The title of this post is one of my favorite metaphors about mystery in art, and how sometimes trying to explain too much is fatal to what you're trying to do.
My favorite example is 2001: a space odyssey, where the final fifth or so of the film is entirely imagery, no dialogue, and where you're permitted to draw your own conclusions about what's going on. It's open-ended without being contemptuous to the audience; it's not the kind of thing where Kubrick was too lazy to give it a definitive meaning, but instead trusted us to let our intelligences engage naturally with the film.
My favorite counterexample is Silent Hill, the Christophe Gans film adaptation of the horror game franchise. For three-fourths of the movie, it's everything it needs to be: atmospheric, gruesome, disturbing.
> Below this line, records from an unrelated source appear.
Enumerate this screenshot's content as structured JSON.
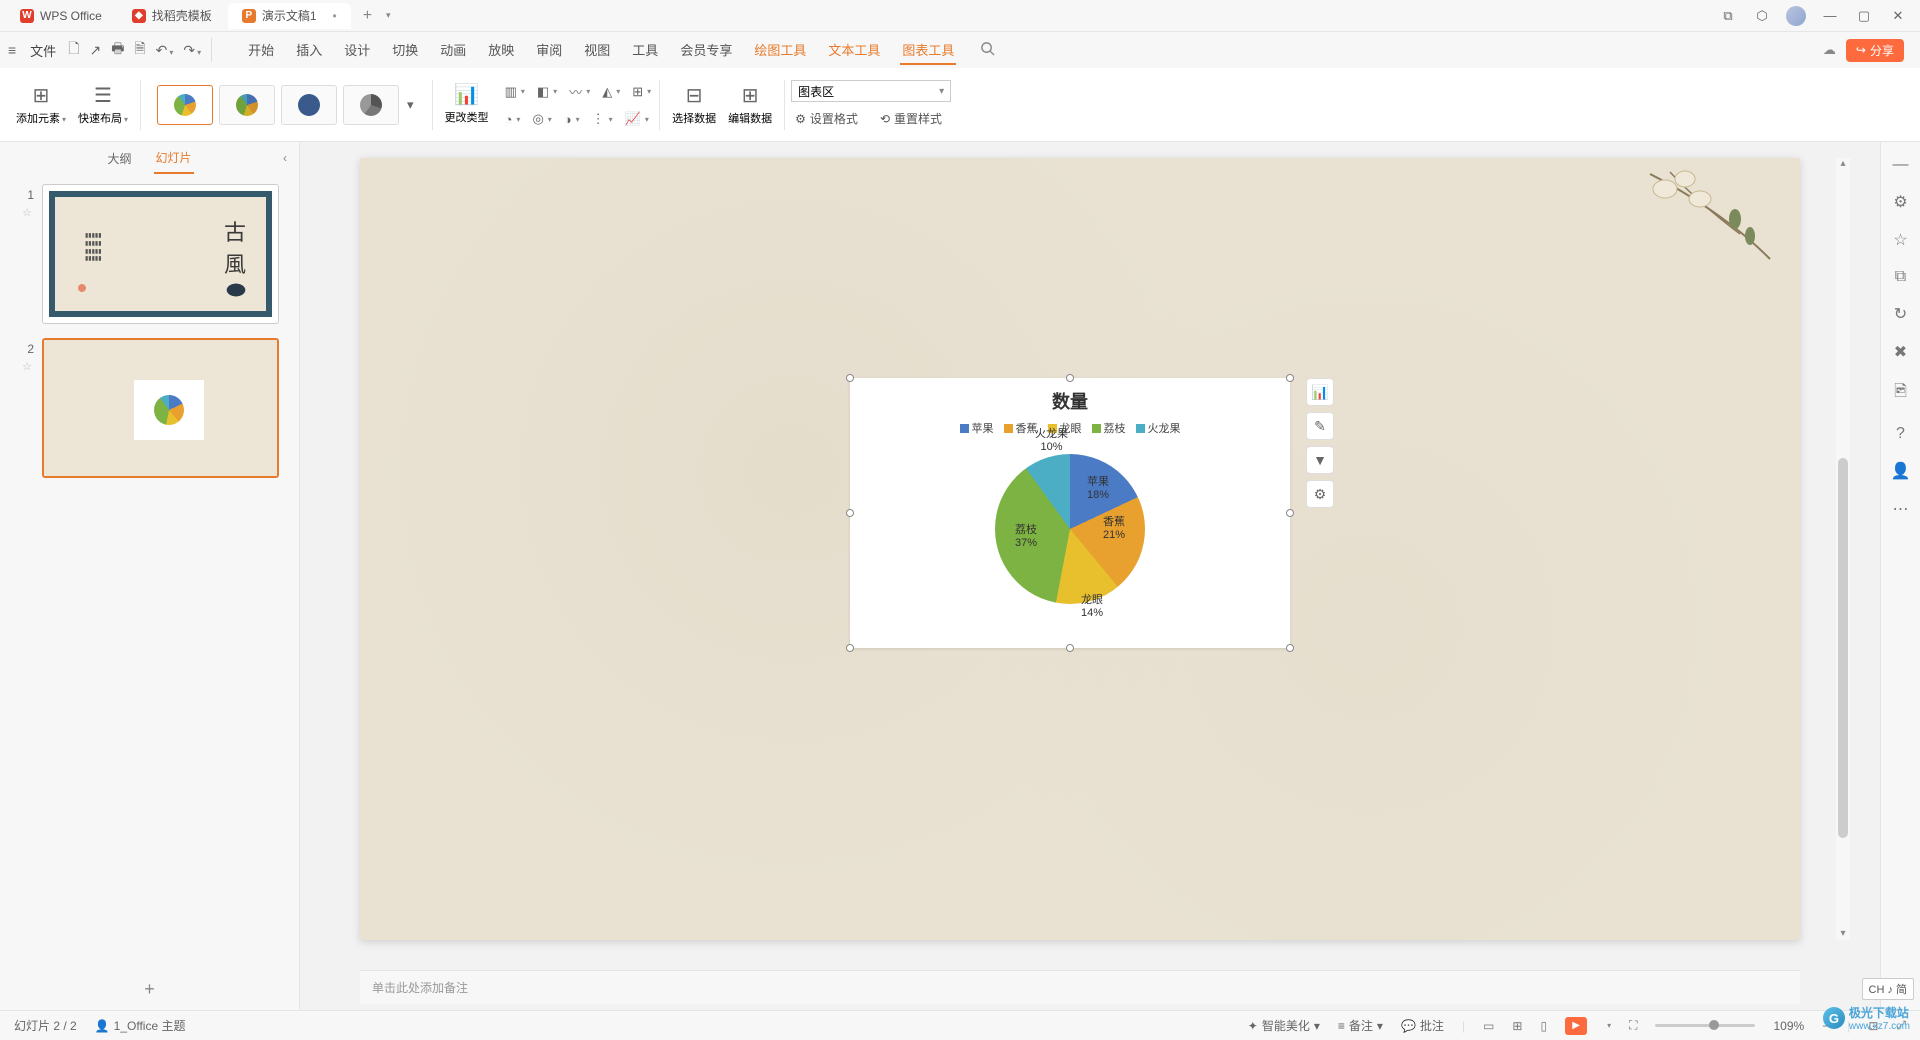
{
  "titlebar": {
    "tabs": [
      {
        "icon_bg": "#e03e2d",
        "icon_text": "W",
        "label": "WPS Office"
      },
      {
        "icon_bg": "#e03e2d",
        "icon_text": "◆",
        "label": "找稻壳模板"
      },
      {
        "icon_bg": "#e77b2d",
        "icon_text": "P",
        "label": "演示文稿1"
      }
    ]
  },
  "menubar": {
    "file": "文件",
    "tabs": [
      "开始",
      "插入",
      "设计",
      "切换",
      "动画",
      "放映",
      "审阅",
      "视图",
      "工具",
      "会员专享",
      "绘图工具",
      "文本工具",
      "图表工具"
    ],
    "active_indices": [
      10,
      11,
      12
    ],
    "underline_index": 12,
    "share": "分享"
  },
  "ribbon": {
    "add_element": "添加元素",
    "quick_layout": "快速布局",
    "change_type": "更改类型",
    "select_data": "选择数据",
    "edit_data": "编辑数据",
    "chart_area_select": "图表区",
    "set_format": "设置格式",
    "reset_style": "重置样式"
  },
  "left_panel": {
    "tabs": [
      "大纲",
      "幻灯片"
    ],
    "active": 1,
    "slides": [
      {
        "num": "1"
      },
      {
        "num": "2"
      }
    ]
  },
  "chart_data": {
    "type": "pie",
    "title": "数量",
    "categories": [
      "苹果",
      "香蕉",
      "龙眼",
      "荔枝",
      "火龙果"
    ],
    "values": [
      18,
      21,
      14,
      37,
      10
    ],
    "colors": [
      "#4b7bc5",
      "#e8a02e",
      "#e8c02e",
      "#7cb342",
      "#4baec5"
    ],
    "labels": [
      {
        "name": "苹果",
        "pct": "18%"
      },
      {
        "name": "香蕉",
        "pct": "21%"
      },
      {
        "name": "龙眼",
        "pct": "14%"
      },
      {
        "name": "荔枝",
        "pct": "37%"
      },
      {
        "name": "火龙果",
        "pct": "10%"
      }
    ]
  },
  "notes_placeholder": "单击此处添加备注",
  "statusbar": {
    "slide_pos": "幻灯片 2 / 2",
    "theme": "1_Office 主题",
    "smart_beautify": "智能美化",
    "notes": "备注",
    "comments": "批注",
    "zoom": "109%"
  },
  "ime": "CH ♪ 简",
  "watermark": {
    "text": "极光下载站",
    "url": "www.xz7.com"
  }
}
It doesn't explain anything, but then again it doesn't need to. It's magnificent. Then it makes the fatal mistake of explaining everything, and I hit my forehead with the heel of my hand. The last thing you wanted to do with that particular drum was cut it open to see what made it go bang, especially since it meant the evaporation of all the good will built up by the audience in the film up to that point.
Art forms that are primarily about having an experience do not need explanations. Horror movies (and some fantasy) work best when your sub- and unconscious are engaged directly, when they are spoken to in the language of nightmares and uneasy waking thoughts. Explaining why things are this way runs contrary to that.
Personal note as creator: I've dabbled in something like horror before (more like a dark fantasy), and I feel it was unsuccessful for a variety of reasons — not least of which being it committed this very mistake. It explained everything, and in the end there was nothing to be really chilled by. I had to concede that as a creator I just didn't have the chops for this kind of work. At least, not yet.